What is striking about To Hell And Back is how ironic it is. Just as 'Murphy' the soldier initially seems an unlikely superhero, so Murphy
the actor might be the last person you'd cast as himself (perhaps anticipating this, the star allegedly suggested Tony Curtis for the lead). Unlike
the brawling, macho hero figures familiar to cinema audiences, Murphy is boyish and slight looking - young enough, even in 1955, to play himself
as a youth. An unassuming if determined character, 'Murphy' is somewhat ill at ease with women (a trait, incidentally, not reflecting real life),
one reason why perhaps the 'Italian interlude' of To Hell And Back, when the soldiers are on leave, is the least convincing of the narrative.

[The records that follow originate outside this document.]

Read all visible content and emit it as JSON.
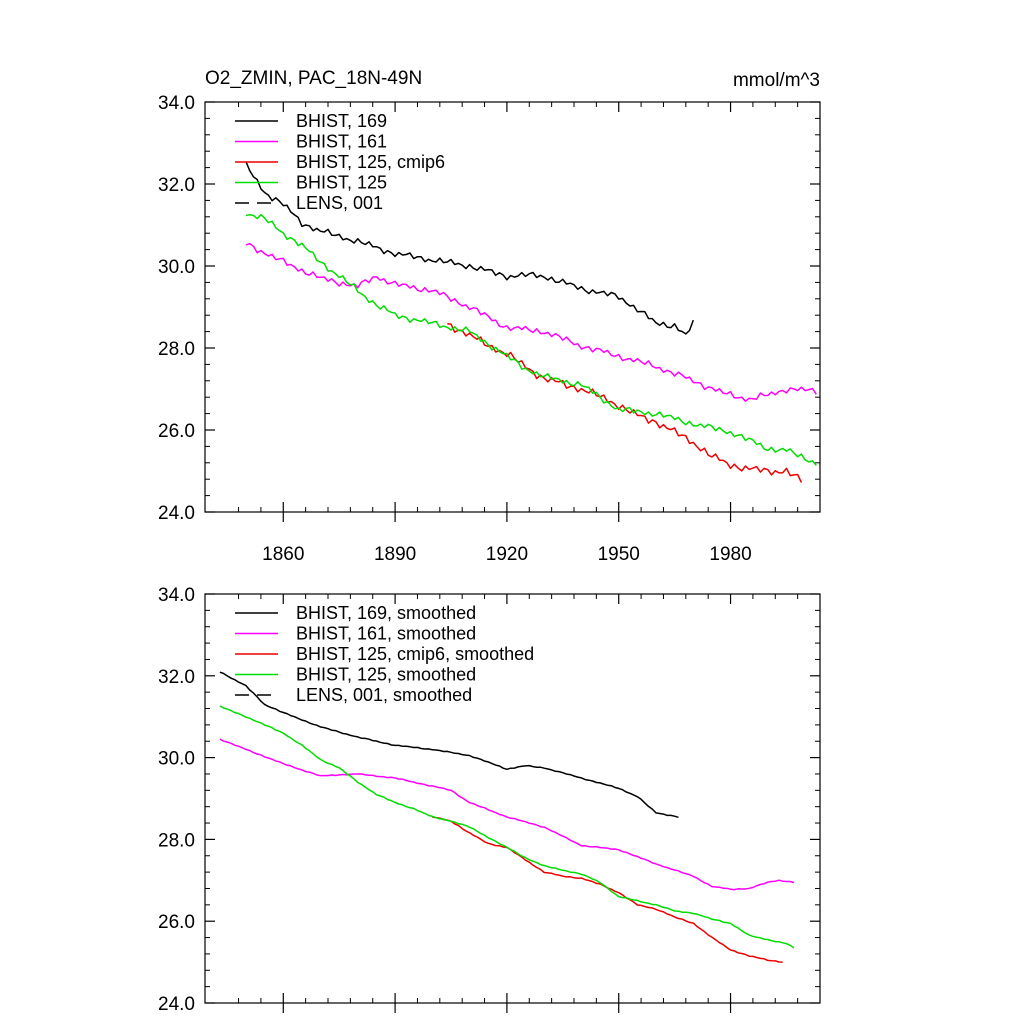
{
  "header": {
    "title_left": "O2_ZMIN, PAC_18N-49N",
    "units": "mmol/m^3"
  },
  "colors": {
    "black": "#000000",
    "magenta": "#ff00ff",
    "red": "#ee0000",
    "green": "#00dd00"
  },
  "chart_data": [
    {
      "type": "line",
      "xlim": [
        1839,
        2004
      ],
      "ylim": [
        24.0,
        34.0
      ],
      "x_ticks": [
        1860,
        1890,
        1920,
        1950,
        1980
      ],
      "x_tick_labels": [
        "1860",
        "1890",
        "1920",
        "1950",
        "1980"
      ],
      "y_ticks": [
        24.0,
        26.0,
        28.0,
        30.0,
        32.0,
        34.0
      ],
      "y_tick_labels": [
        "24.0",
        "26.0",
        "28.0",
        "30.0",
        "32.0",
        "34.0"
      ],
      "legend": [
        "BHIST, 169",
        "BHIST, 161",
        "BHIST, 125, cmip6",
        "BHIST, 125",
        "LENS, 001"
      ],
      "series": [
        {
          "name": "BHIST, 169",
          "color": "black",
          "style": "solid",
          "x_start": 1850,
          "x_end": 1970,
          "anchors": [
            [
              1850,
              32.45
            ],
            [
              1855,
              31.8
            ],
            [
              1860,
              31.5
            ],
            [
              1865,
              31.05
            ],
            [
              1870,
              30.85
            ],
            [
              1880,
              30.6
            ],
            [
              1890,
              30.3
            ],
            [
              1900,
              30.15
            ],
            [
              1910,
              30.0
            ],
            [
              1920,
              29.75
            ],
            [
              1925,
              29.78
            ],
            [
              1930,
              29.75
            ],
            [
              1940,
              29.45
            ],
            [
              1950,
              29.25
            ],
            [
              1955,
              28.95
            ],
            [
              1960,
              28.6
            ],
            [
              1965,
              28.55
            ],
            [
              1968,
              28.3
            ],
            [
              1970,
              28.6
            ]
          ],
          "noise": 0.1
        },
        {
          "name": "BHIST, 161",
          "color": "magenta",
          "style": "solid",
          "x_start": 1850,
          "x_end": 2003,
          "anchors": [
            [
              1850,
              30.55
            ],
            [
              1860,
              30.1
            ],
            [
              1870,
              29.7
            ],
            [
              1880,
              29.5
            ],
            [
              1885,
              29.75
            ],
            [
              1890,
              29.55
            ],
            [
              1900,
              29.4
            ],
            [
              1910,
              29.0
            ],
            [
              1920,
              28.5
            ],
            [
              1930,
              28.4
            ],
            [
              1940,
              28.05
            ],
            [
              1950,
              27.8
            ],
            [
              1960,
              27.55
            ],
            [
              1970,
              27.2
            ],
            [
              1978,
              26.9
            ],
            [
              1985,
              26.75
            ],
            [
              1990,
              26.85
            ],
            [
              1995,
              27.0
            ],
            [
              2003,
              26.95
            ]
          ],
          "noise": 0.1
        },
        {
          "name": "BHIST, 125, cmip6",
          "color": "red",
          "style": "solid",
          "x_start": 1904,
          "x_end": 1999,
          "anchors": [
            [
              1904,
              28.6
            ],
            [
              1910,
              28.3
            ],
            [
              1920,
              27.85
            ],
            [
              1930,
              27.25
            ],
            [
              1940,
              27.0
            ],
            [
              1948,
              26.7
            ],
            [
              1955,
              26.35
            ],
            [
              1960,
              26.2
            ],
            [
              1965,
              25.95
            ],
            [
              1970,
              25.7
            ],
            [
              1975,
              25.35
            ],
            [
              1980,
              25.15
            ],
            [
              1985,
              25.05
            ],
            [
              1990,
              25.0
            ],
            [
              1995,
              25.0
            ],
            [
              1999,
              24.75
            ]
          ],
          "noise": 0.12
        },
        {
          "name": "BHIST, 125",
          "color": "green",
          "style": "solid",
          "x_start": 1850,
          "x_end": 2003,
          "anchors": [
            [
              1850,
              31.3
            ],
            [
              1855,
              31.15
            ],
            [
              1860,
              30.8
            ],
            [
              1865,
              30.5
            ],
            [
              1870,
              30.1
            ],
            [
              1875,
              29.75
            ],
            [
              1880,
              29.4
            ],
            [
              1885,
              29.05
            ],
            [
              1890,
              28.8
            ],
            [
              1895,
              28.7
            ],
            [
              1900,
              28.6
            ],
            [
              1910,
              28.4
            ],
            [
              1920,
              27.8
            ],
            [
              1925,
              27.5
            ],
            [
              1930,
              27.3
            ],
            [
              1940,
              27.1
            ],
            [
              1950,
              26.5
            ],
            [
              1960,
              26.4
            ],
            [
              1970,
              26.15
            ],
            [
              1980,
              25.95
            ],
            [
              1990,
              25.55
            ],
            [
              1995,
              25.5
            ],
            [
              2003,
              25.2
            ]
          ],
          "noise": 0.1
        },
        {
          "name": "LENS, 001",
          "color": "black",
          "style": "dashed",
          "x_start": null,
          "x_end": null,
          "anchors": [],
          "noise": 0
        }
      ]
    },
    {
      "type": "line",
      "xlim": [
        1839,
        2004
      ],
      "ylim": [
        24.0,
        34.0
      ],
      "x_ticks": [
        1860,
        1890,
        1920,
        1950,
        1980
      ],
      "x_tick_labels": [],
      "y_ticks": [
        24.0,
        26.0,
        28.0,
        30.0,
        32.0,
        34.0
      ],
      "y_tick_labels": [
        "24.0",
        "26.0",
        "28.0",
        "30.0",
        "32.0",
        "34.0"
      ],
      "legend": [
        "BHIST, 169, smoothed",
        "BHIST, 161, smoothed",
        "BHIST, 125, cmip6, smoothed",
        "BHIST, 125, smoothed",
        "LENS, 001, smoothed"
      ],
      "series": [
        {
          "name": "BHIST, 169, smoothed",
          "color": "black",
          "style": "solid",
          "x_start": 1843,
          "x_end": 1966,
          "anchors": [
            [
              1843,
              32.1
            ],
            [
              1850,
              31.75
            ],
            [
              1855,
              31.3
            ],
            [
              1860,
              31.1
            ],
            [
              1870,
              30.75
            ],
            [
              1880,
              30.5
            ],
            [
              1890,
              30.3
            ],
            [
              1900,
              30.2
            ],
            [
              1910,
              30.05
            ],
            [
              1920,
              29.72
            ],
            [
              1925,
              29.8
            ],
            [
              1930,
              29.75
            ],
            [
              1940,
              29.5
            ],
            [
              1950,
              29.25
            ],
            [
              1955,
              29.05
            ],
            [
              1960,
              28.65
            ],
            [
              1966,
              28.55
            ]
          ],
          "noise": 0.015
        },
        {
          "name": "BHIST, 161, smoothed",
          "color": "magenta",
          "style": "solid",
          "x_start": 1843,
          "x_end": 1997,
          "anchors": [
            [
              1843,
              30.45
            ],
            [
              1850,
              30.2
            ],
            [
              1860,
              29.85
            ],
            [
              1870,
              29.55
            ],
            [
              1875,
              29.58
            ],
            [
              1880,
              29.6
            ],
            [
              1885,
              29.55
            ],
            [
              1890,
              29.5
            ],
            [
              1900,
              29.3
            ],
            [
              1905,
              29.2
            ],
            [
              1910,
              28.9
            ],
            [
              1920,
              28.55
            ],
            [
              1930,
              28.3
            ],
            [
              1940,
              27.85
            ],
            [
              1950,
              27.75
            ],
            [
              1960,
              27.4
            ],
            [
              1970,
              27.1
            ],
            [
              1975,
              26.85
            ],
            [
              1980,
              26.78
            ],
            [
              1985,
              26.8
            ],
            [
              1990,
              26.95
            ],
            [
              1993,
              27.0
            ],
            [
              1997,
              26.95
            ]
          ],
          "noise": 0.015
        },
        {
          "name": "BHIST, 125, cmip6, smoothed",
          "color": "red",
          "style": "solid",
          "x_start": 1900,
          "x_end": 1994,
          "anchors": [
            [
              1900,
              28.55
            ],
            [
              1905,
              28.45
            ],
            [
              1910,
              28.15
            ],
            [
              1915,
              27.9
            ],
            [
              1920,
              27.8
            ],
            [
              1925,
              27.5
            ],
            [
              1930,
              27.2
            ],
            [
              1935,
              27.1
            ],
            [
              1940,
              27.05
            ],
            [
              1945,
              26.9
            ],
            [
              1950,
              26.7
            ],
            [
              1955,
              26.4
            ],
            [
              1960,
              26.3
            ],
            [
              1965,
              26.1
            ],
            [
              1970,
              25.95
            ],
            [
              1975,
              25.6
            ],
            [
              1980,
              25.3
            ],
            [
              1985,
              25.15
            ],
            [
              1990,
              25.05
            ],
            [
              1994,
              25.0
            ]
          ],
          "noise": 0.015
        },
        {
          "name": "BHIST, 125, smoothed",
          "color": "green",
          "style": "solid",
          "x_start": 1843,
          "x_end": 1997,
          "anchors": [
            [
              1843,
              31.25
            ],
            [
              1850,
              31.0
            ],
            [
              1860,
              30.6
            ],
            [
              1865,
              30.3
            ],
            [
              1870,
              29.95
            ],
            [
              1875,
              29.75
            ],
            [
              1880,
              29.4
            ],
            [
              1885,
              29.1
            ],
            [
              1890,
              28.9
            ],
            [
              1895,
              28.75
            ],
            [
              1900,
              28.55
            ],
            [
              1905,
              28.45
            ],
            [
              1910,
              28.3
            ],
            [
              1915,
              28.05
            ],
            [
              1920,
              27.8
            ],
            [
              1925,
              27.55
            ],
            [
              1930,
              27.35
            ],
            [
              1940,
              27.15
            ],
            [
              1945,
              26.95
            ],
            [
              1950,
              26.6
            ],
            [
              1955,
              26.5
            ],
            [
              1960,
              26.4
            ],
            [
              1965,
              26.25
            ],
            [
              1970,
              26.2
            ],
            [
              1975,
              26.05
            ],
            [
              1980,
              25.95
            ],
            [
              1985,
              25.65
            ],
            [
              1990,
              25.55
            ],
            [
              1995,
              25.45
            ],
            [
              1997,
              25.35
            ]
          ],
          "noise": 0.015
        },
        {
          "name": "LENS, 001, smoothed",
          "color": "black",
          "style": "dashed",
          "x_start": null,
          "x_end": null,
          "anchors": [],
          "noise": 0
        }
      ]
    }
  ]
}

He's an introspective, diffident character hardly marked out as a leader of men. And yet this is the man who, amongst other acts of extreme valour,
stood up on a burning tank with a machine gun to keep the German advance at bay and destroyed several machine gun nests on his own. The man of whom
the 3rd Infantry Commander in World War II called "the greatest combat soldier I have ever known" and another Major-General dubbed "beyond a doubt
the finest soldier I have ever seen."
There's interesting power occasionally in the film too, exactly because the actor's mild, everyman quality disavows those extreme qualities laying
hidden below the baby-faced surface, even while the star's real life history affirms them. When Murphy weeps at the death of a newly fallen comrade,
although it's just a short scene, the grief seems true and universal; in its modest way a testament to the courage and loss of all fighting men,
and not just Hollywood's emotional artifice. John Ford's work, to take one example, includes moving graveside scenes, but with the likes of poetically
manufactured heroes Fonda and Wayne. None have such a unique impact as this.

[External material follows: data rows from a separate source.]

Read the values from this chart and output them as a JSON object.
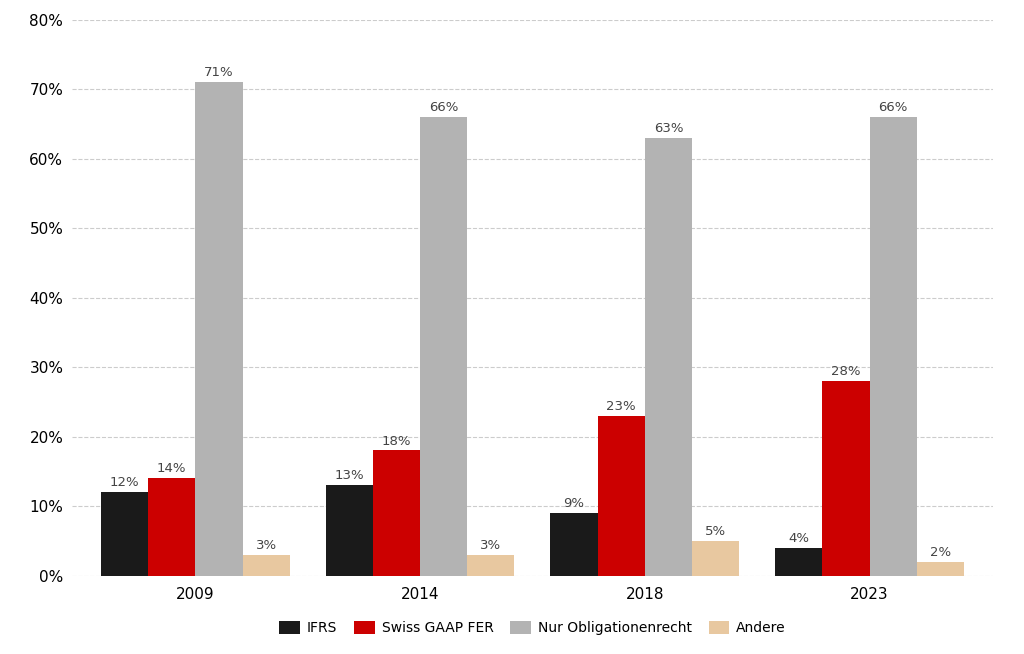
{
  "years": [
    "2009",
    "2014",
    "2018",
    "2023"
  ],
  "series": {
    "IFRS": [
      12,
      13,
      9,
      4
    ],
    "Swiss GAAP FER": [
      14,
      18,
      23,
      28
    ],
    "Nur Obligationenrecht": [
      71,
      66,
      63,
      66
    ],
    "Andere": [
      3,
      3,
      5,
      2
    ]
  },
  "colors": {
    "IFRS": "#1a1a1a",
    "Swiss GAAP FER": "#cc0000",
    "Nur Obligationenrecht": "#b3b3b3",
    "Andere": "#e8c8a0"
  },
  "ylim": [
    0,
    80
  ],
  "yticks": [
    0,
    10,
    20,
    30,
    40,
    50,
    60,
    70,
    80
  ],
  "bar_width": 0.21,
  "background_color": "#ffffff",
  "grid_color": "#cccccc",
  "label_fontsize": 9.5,
  "tick_fontsize": 11,
  "legend_fontsize": 10
}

Such a moment of introspection is unusual in To Hell And Back. Ending as it does with Murphy's war drawing to a close and a parade, understandably
the film offers no portrait of the star's later years, decades when he faced stress-related nightmares, health issues, an amount of painkiller dependency
and other personal issues. Interestingly at one point the star did consider a sequel to the film, tentatively entitled 'The Way Back', even going so
far as reportedly writing a script in 1956, but this idea fell by the wayside.

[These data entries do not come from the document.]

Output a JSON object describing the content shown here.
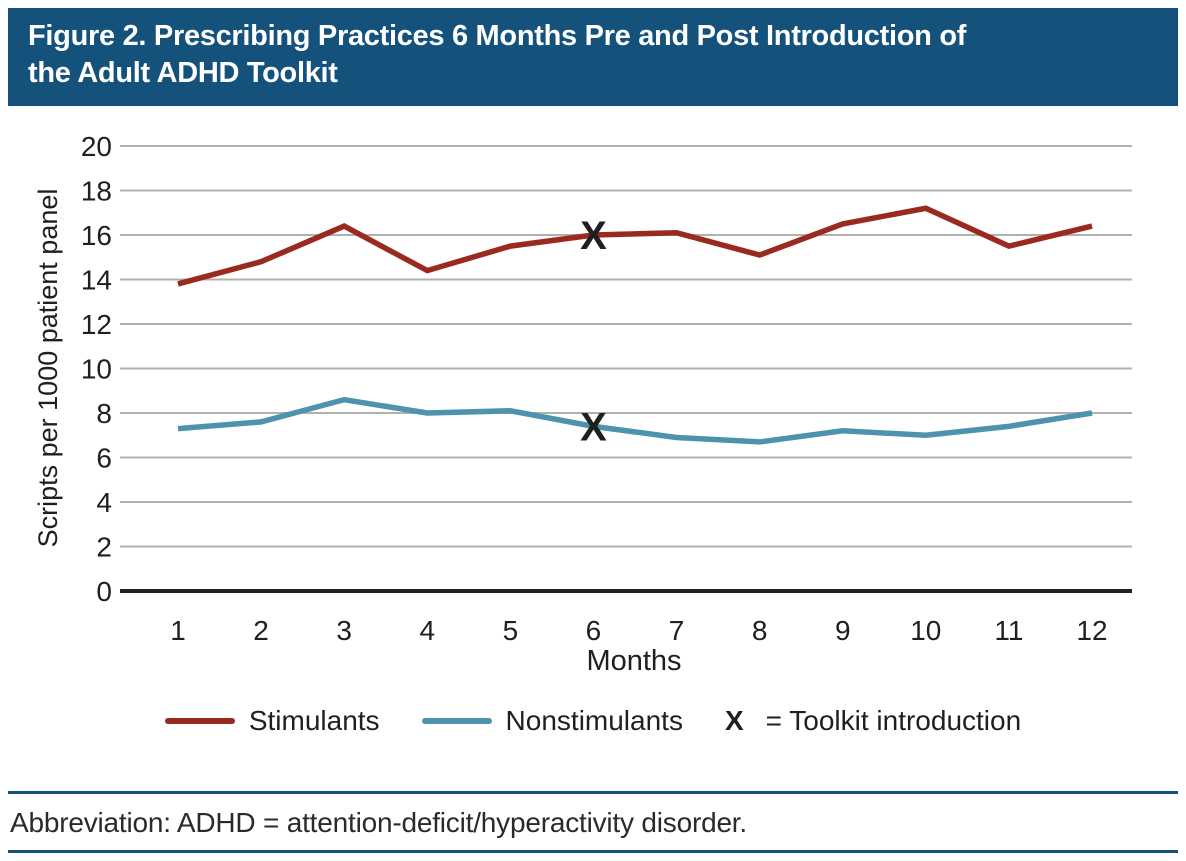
{
  "header": {
    "title": "Figure 2. Prescribing Practices 6 Months Pre and Post Introduction of the Adult ADHD Toolkit",
    "title_line1": "Figure 2. Prescribing Practices 6 Months Pre and Post Introduction of",
    "title_line2": "the Adult ADHD Toolkit"
  },
  "colors": {
    "header_bg": "#15527b",
    "rule": "#15527b",
    "stimulants": "#9a2a20",
    "nonstimulants": "#4d93ad",
    "grid": "#b0b0b0",
    "axis": "#1f1f1f",
    "marker": "#1c1c1c"
  },
  "chart_data": {
    "type": "line",
    "title": "Figure 2. Prescribing Practices 6 Months Pre and Post Introduction of the Adult ADHD Toolkit",
    "xlabel": "Months",
    "ylabel": "Scripts per 1000 patient panel",
    "x": [
      1,
      2,
      3,
      4,
      5,
      6,
      7,
      8,
      9,
      10,
      11,
      12
    ],
    "ylim": [
      0,
      20
    ],
    "ytick_step": 2,
    "grid": true,
    "series": [
      {
        "name": "Stimulants",
        "color": "#9a2a20",
        "values": [
          13.8,
          14.8,
          16.4,
          14.4,
          15.5,
          16.0,
          16.1,
          15.1,
          16.5,
          17.2,
          15.5,
          16.4
        ]
      },
      {
        "name": "Nonstimulants",
        "color": "#4d93ad",
        "values": [
          7.3,
          7.6,
          8.6,
          8.0,
          8.1,
          7.4,
          6.9,
          6.7,
          7.2,
          7.0,
          7.4,
          8.0
        ]
      }
    ],
    "annotations": [
      {
        "label": "X",
        "x": 6,
        "series": "Stimulants",
        "meaning": "Toolkit introduction"
      },
      {
        "label": "X",
        "x": 6,
        "series": "Nonstimulants",
        "meaning": "Toolkit introduction"
      }
    ],
    "legend": {
      "position": "bottom",
      "entries": [
        "Stimulants",
        "Nonstimulants"
      ],
      "note_symbol": "X",
      "note_text": "= Toolkit introduction"
    }
  },
  "footer": {
    "abbreviation": "Abbreviation: ADHD = attention-deficit/hyperactivity disorder."
  }
}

Murphy, who never considered himself more than a competent actor, wears the mantle of great courage very lightly in his film, just as he did in real
life (attempting to give his medals away to relatives for instance). One reason for this is perhaps the star's feelings towards the material. Although
To Hell And Back was, unsurprisingly, his most successful film career-wise he admitted to a slackening of interest in events. After all, he'd
already done them first hand and then revisited them during the writing of his book, so much so that he "got tired of reliving all these experiences."
Murphy saw the purpose of the film as utilitarian as much as entertaining, showing newer infantry what it was really like just as much as pleasing
the public. Perhaps the greatest irony of all is that the American military has apparently always preferred Wayne's much more dynamic Sands Of Iwo
Jima over this film as classic entertainment for serving ranks.
Murphy won 33 military awards, including every medal of valour America gives, as well as the Legion de Honour and Belgian Croix de Guerre. By
contrast his film, although financially successful, received far fewer accolades. Recently reissued in all its widescreen, colour glory and in
a good print (if lacking any documentary support) it's still worth a look. For a less compromising view of war on foot, then the aforementioned
Fuller is one place to start; for war's doomed romance you'd want to see Sirk's A Time To Live And A Time To Die. But To Hell And Back,
with all flaws, is a sobering reminder of what a mighty real hero looks like.